Die dritte Betätigung des jungen Literaten waren eigene Gedichte. Dichterisch war Veit zeitlebens tätig. Eine Sammlung erschien 1836, in dem von Michael Sachs hauptsächlich bearbeiteten „Stimmen von Euphrat und Jordan“ 1833 lieferte Veit viele Beiträge, Veits Biograph Wehrenpfennig hat in seiner Gedenkschrift 1871 zu den früher gedruckten manchen Vers aus dem Nachlasse hinzugefügt. Ein großer Dichter war Veit nicht, aber er besaß Gewandtheit in Vers und Reim und Verstand hübschen Gedanken einen sinnigen Ausdruck zu verleihen. Zu allen Zeiten, auf der Reise, in den spärlich zugemessenen Stunden der Muße, dichtete Veit Sprüche, Begleitworte zu Werken, die er Freunden und Freundinnen als Geschenk überreichte, Gelegenheitsgedichte, ernste und heitere, bei Familienfesten, bei allgemeinen, auch bei politischen feierlichen Veranstaltungen. Er erinnert in seinen Gedichten stark an Heine, ohne dessen Frivolität zu besitzen, vielmehr war er ein durchaus ernst gesinnter Mann, der daher Epigramm, Spruch und Lehrgedicht bevorzugte. Daneben pries er wohl Natur Freundschaft und Liebe. Aber nicht in flüchtigem Sinnenrausch, sondern als Jüngling die Sehnsucht, als älterer Mann die tiefe Beseligung durch echte Liebe. Er wandte den Blick gern nach fremden Ländern und entlehnte seine Balladenstoffe vorzugsweise dem Orient. Seine ausführlichsten Gedichte — Elias und Simson — lehnen sich an biblische Erzählungen an. Er bemühte sich, den poetischen Gehalt der midraschischen und talmudischen Literatur herauszuheben; Duldung zu predigen, Glaubensfreiheit zu verkünden erachtete er als Aufgabe der Dichtung überhaupt oder wenigstens seiner eigenen.

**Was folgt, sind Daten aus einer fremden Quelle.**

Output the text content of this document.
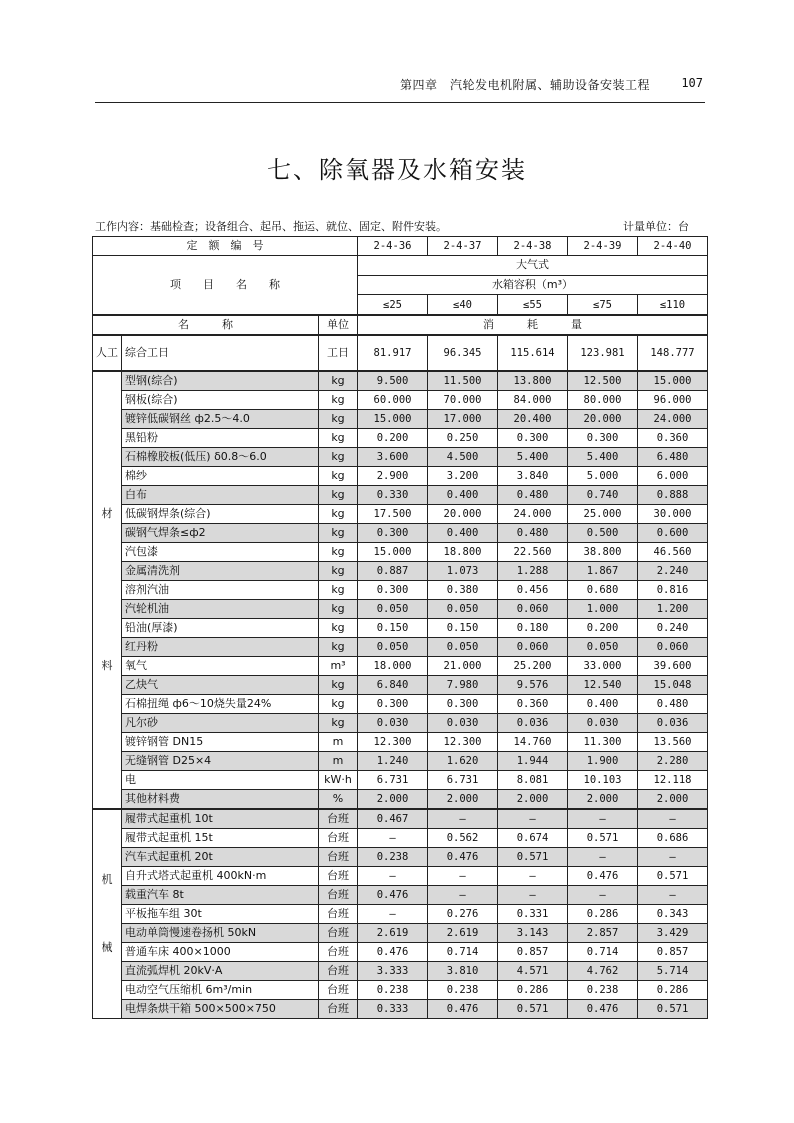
第四章　汽轮发电机附属、辅助设备安装工程	107
七、除氧器及水箱安装
工作内容：基础检查；设备组合、起吊、拖运、就位、固定、附件安装。	计量单位：台
定　额　编　号			2-4-36	2-4-37	2-4-38	2-4-39	2-4-40
项　　目　　名　　称			大气式				
			水箱容积（m³）				
			≤25	≤40	≤55	≤75	≤110
名　　　称		单位	消　　　耗　　　量				
人工	综合工日	工日	81.917	96.345	115.614	123.981	148.777

材
料	型钢(综合)	kg	9.500	11.500	13.800	12.500	15.000
	钢板(综合)	kg	60.000	70.000	84.000	80.000	96.000
	镀锌低碳钢丝 ф2.5～4.0	kg	15.000	17.000	20.400	20.000	24.000
	黑铅粉	kg	0.200	0.250	0.300	0.300	0.360
	石棉橡胶板(低压) δ0.8～6.0	kg	3.600	4.500	5.400	5.400	6.480
	棉纱	kg	2.900	3.200	3.840	5.000	6.000
	白布	kg	0.330	0.400	0.480	0.740	0.888
	低碳钢焊条(综合)	kg	17.500	20.000	24.000	25.000	30.000
	碳钢气焊条≤ф2	kg	0.300	0.400	0.480	0.500	0.600
	汽包漆	kg	15.000	18.800	22.560	38.800	46.560
	金属清洗剂	kg	0.887	1.073	1.288	1.867	2.240
	溶剂汽油	kg	0.300	0.380	0.456	0.680	0.816
	汽轮机油	kg	0.050	0.050	0.060	1.000	1.200
	铅油(厚漆)	kg	0.150	0.150	0.180	0.200	0.240
	红丹粉	kg	0.050	0.050	0.060	0.050	0.060
	氧气	m³	18.000	21.000	25.200	33.000	39.600
	乙炔气	kg	6.840	7.980	9.576	12.540	15.048
	石棉扭绳 ф6～10烧失量24%	kg	0.300	0.300	0.360	0.400	0.480
	凡尔砂	kg	0.030	0.030	0.036	0.030	0.036
	镀锌钢管 DN15	m	12.300	12.300	14.760	11.300	13.560
	无缝钢管 D25×4	m	1.240	1.620	1.944	1.900	2.280
	电	kW·h	6.731	6.731	8.081	10.103	12.118
	其他材料费	%	2.000	2.000	2.000	2.000	2.000

机
械	履带式起重机 10t	台班	0.467	—	—	—	—
	履带式起重机 15t	台班	—	0.562	0.674	0.571	0.686
	汽车式起重机 20t	台班	0.238	0.476	0.571	—	—
	自升式塔式起重机 400kN·m	台班	—	—	—	0.476	0.571
	载重汽车 8t	台班	0.476	—	—	—	—
	平板拖车组 30t	台班	—	0.276	0.331	0.286	0.343
	电动单筒慢速卷扬机 50kN	台班	2.619	2.619	3.143	2.857	3.429
	普通车床 400×1000	台班	0.476	0.714	0.857	0.714	0.857
	直流弧焊机 20kV·A	台班	3.333	3.810	4.571	4.762	5.714
	电动空气压缩机 6m³/min	台班	0.238	0.238	0.286	0.238	0.286
	电焊条烘干箱 500×500×750	台班	0.333	0.476	0.571	0.476	0.571
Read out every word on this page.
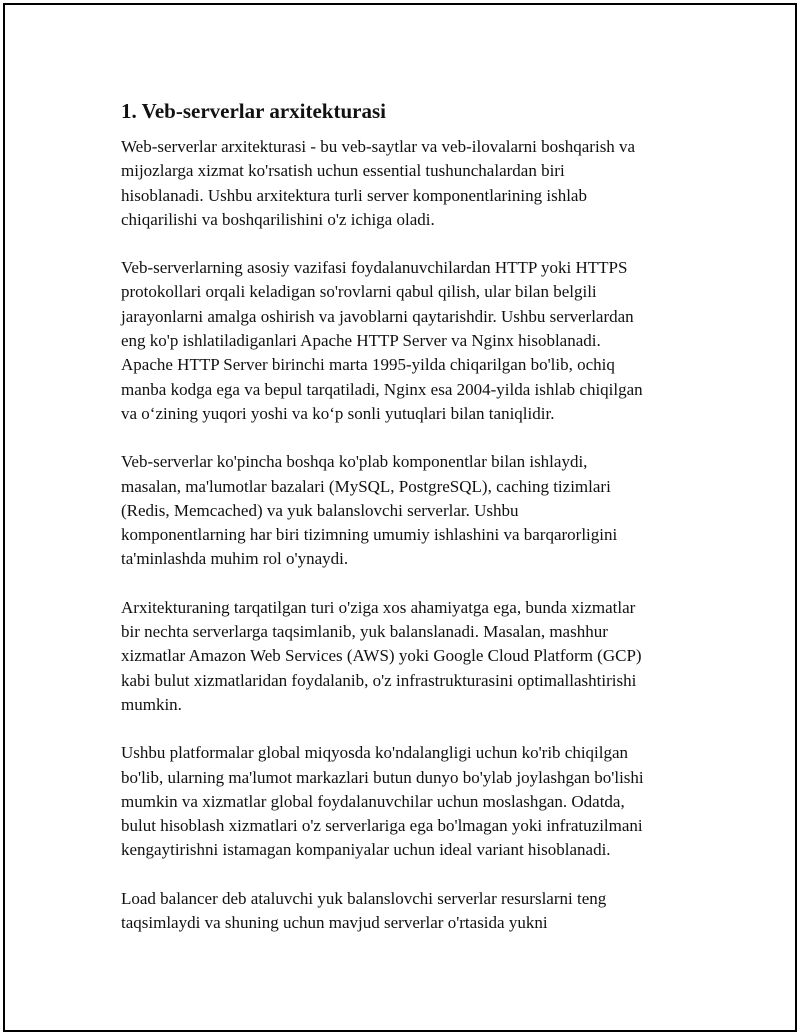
1. Veb-serverlar arxitekturasi

Web-serverlar arxitekturasi - bu veb-saytlar va veb-ilovalarni boshqarish va
mijozlarga xizmat ko'rsatish uchun essential tushunchalardan biri
hisoblanadi. Ushbu arxitektura turli server komponentlarining ishlab
chiqarilishi va boshqarilishini o'z ichiga oladi.

Veb-serverlarning asosiy vazifasi foydalanuvchilardan HTTP yoki HTTPS
protokollari orqali keladigan so'rovlarni qabul qilish, ular bilan belgili
jarayonlarni amalga oshirish va javoblarni qaytarishdir. Ushbu serverlardan
eng ko'p ishlatiladiganlari Apache HTTP Server va Nginx hisoblanadi.
Apache HTTP Server birinchi marta 1995-yilda chiqarilgan bo'lib, ochiq
manba kodga ega va bepul tarqatiladi, Nginx esa 2004-yilda ishlab chiqilgan
va o‘zining yuqori yoshi va ko‘p sonli yutuqlari bilan taniqlidir.

Veb-serverlar ko'pincha boshqa ko'plab komponentlar bilan ishlaydi,
masalan, ma'lumotlar bazalari (MySQL, PostgreSQL), caching tizimlari
(Redis, Memcached) va yuk balanslovchi serverlar. Ushbu
komponentlarning har biri tizimning umumiy ishlashini va barqarorligini
ta'minlashda muhim rol o'ynaydi.

Arxitekturaning tarqatilgan turi o'ziga xos ahamiyatga ega, bunda xizmatlar
bir nechta serverlarga taqsimlanib, yuk balanslanadi. Masalan, mashhur
xizmatlar Amazon Web Services (AWS) yoki Google Cloud Platform (GCP)
kabi bulut xizmatlaridan foydalanib, o'z infrastrukturasini optimallashtirishi
mumkin.

Ushbu platformalar global miqyosda ko'ndalangligi uchun ko'rib chiqilgan
bo'lib, ularning ma'lumot markazlari butun dunyo bo'ylab joylashgan bo'lishi
mumkin va xizmatlar global foydalanuvchilar uchun moslashgan. Odatda,
bulut hisoblash xizmatlari o'z serverlariga ega bo'lmagan yoki infratuzilmani
kengaytirishni istamagan kompaniyalar uchun ideal variant hisoblanadi.

Load balancer deb ataluvchi yuk balanslovchi serverlar resurslarni teng
taqsimlaydi va shuning uchun mavjud serverlar o'rtasida yukni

Einzelne Proben geben doch keinen rechten Begriff seiner Begabung. Sehr charakteristisch ist ein Gedicht an seinen vertrautesten Freund Michael Sachs, das um so eher hier mitzuteilen ist, als es seine Vorliebe für die jüdische Literatur beweist und die wahrhaft brüderliche Freundschaft für diesen ausgezeichneten Mann bekundet. Es lautet:

Veit an Sachs.

Die Kernfolianten liegen aufschlagen
Und unter ihrer Bürde ächzt mein Pult,
Das nur Oktav mit christlicher Geduld
Und einen Quartband selten Wohl getragen.

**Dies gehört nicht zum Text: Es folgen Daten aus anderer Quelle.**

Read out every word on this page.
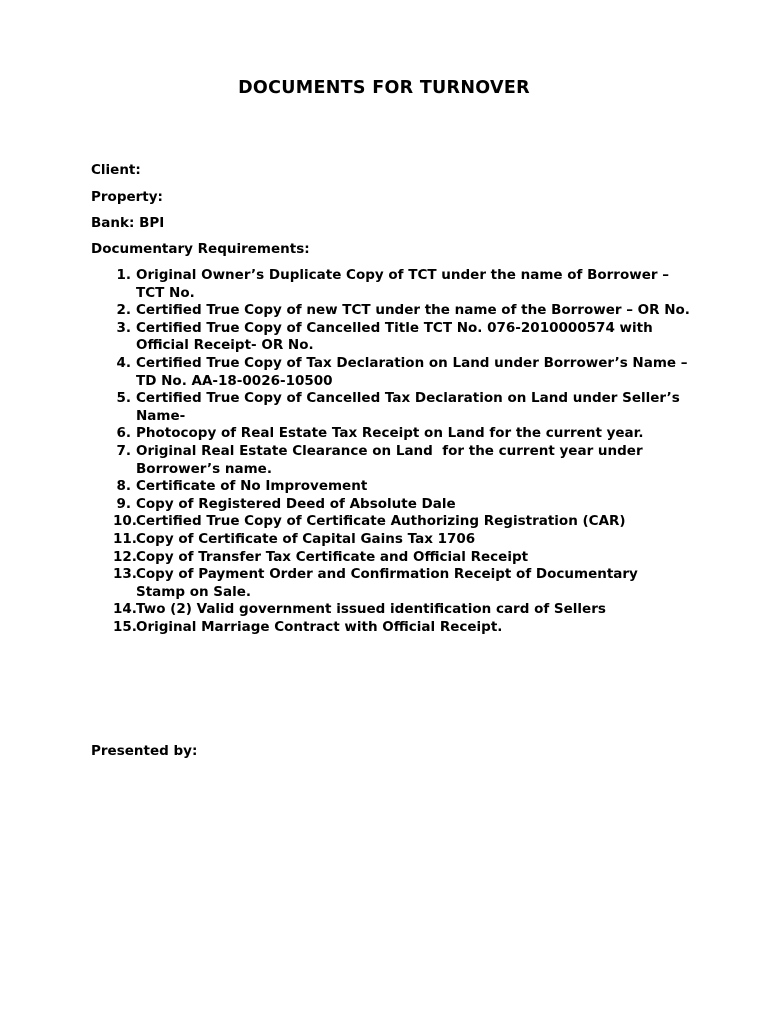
DOCUMENTS FOR TURNOVER
Client:
Property:
Bank: BPI
Documentary Requirements:
1. Original Owner’s Duplicate Copy of TCT under the name of Borrower – TCT No.
2. Certified True Copy of new TCT under the name of the Borrower – OR No.
3. Certified True Copy of Cancelled Title TCT No. 076-2010000574 with Official Receipt- OR No.
4. Certified True Copy of Tax Declaration on Land under Borrower’s Name – TD No. AA-18-0026-10500
5. Certified True Copy of Cancelled Tax Declaration on Land under Seller’s Name-
6. Photocopy of Real Estate Tax Receipt on Land for the current year.
7. Original Real Estate Clearance on Land  for the current year under Borrower’s name.
8. Certificate of No Improvement
9. Copy of Registered Deed of Absolute Dale
10. Certified True Copy of Certificate Authorizing Registration (CAR)
11. Copy of Certificate of Capital Gains Tax 1706
12. Copy of Transfer Tax Certificate and Official Receipt
13. Copy of Payment Order and Confirmation Receipt of Documentary Stamp on Sale.
14. Two (2) Valid government issued identification card of Sellers
15. Original Marriage Contract with Official Receipt.
Presented by:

Das sind sie nun, der Vorwelt heil'ge Sagen,
Darin verzeichnet steht der Väter Schuld,
Die Kraft des Worts, der Patriarchen Huld,
um unser Volk die unverloschenen Klagen.

Mir sind sie stumm. Du aber, kundiger Freund,
Nimm deinen Mosesstab zur Hand und schlage
Aus diesem Fels den Quell der alten Sage.

Ich harre durstend, bis er mir erscheint.
Mit hohlen Händen schöpf’ ich dann die Strahlen
— Die goldene Lebensflut in irdnen Schalen!


Unter den kleinen Sammlungen voll Poesien ist die merkwürdigste die unter dem Titel „Polenlieder“ (Hamburg 1833). Sie bringt die schon oben kurz erwähnte Begeisterung für die Polensache zu lebhaftem Ausdruck, eine Begeisterung, von der man sich heute kaum eine Vorstellung machen kann. Die jungen polnischen Freiheitskämpfer, die häufig vor dem Kampfe nach Deutschland kamen, um Beiträge für ihre heilige Sache zu sammeln, erregten nicht bloß durch ihr stattliches Aussehen und durch ihr nationales Unglück bei leicht entzündlichen Frauen menschliche Teilnahme, sondern wußten auch ernste Männer geradezu in Enthusiasmus zu versetzen. Auch Veit, der vielleicht gerade als Jude den freiheitlichen Bestrebungen anderer besonders geneigt war, war ein begeisterter Freund der Unterdrückten. Die kleine Sammlung, in der er sein Mitgefühl aussprach, besteht aus Verherrlichungen einzelner Helden, aus langen Beschreibungen der Schlachten und Ereignisse des Krieges, aus begeisterten Lobpreisungen der Freiheitsidee.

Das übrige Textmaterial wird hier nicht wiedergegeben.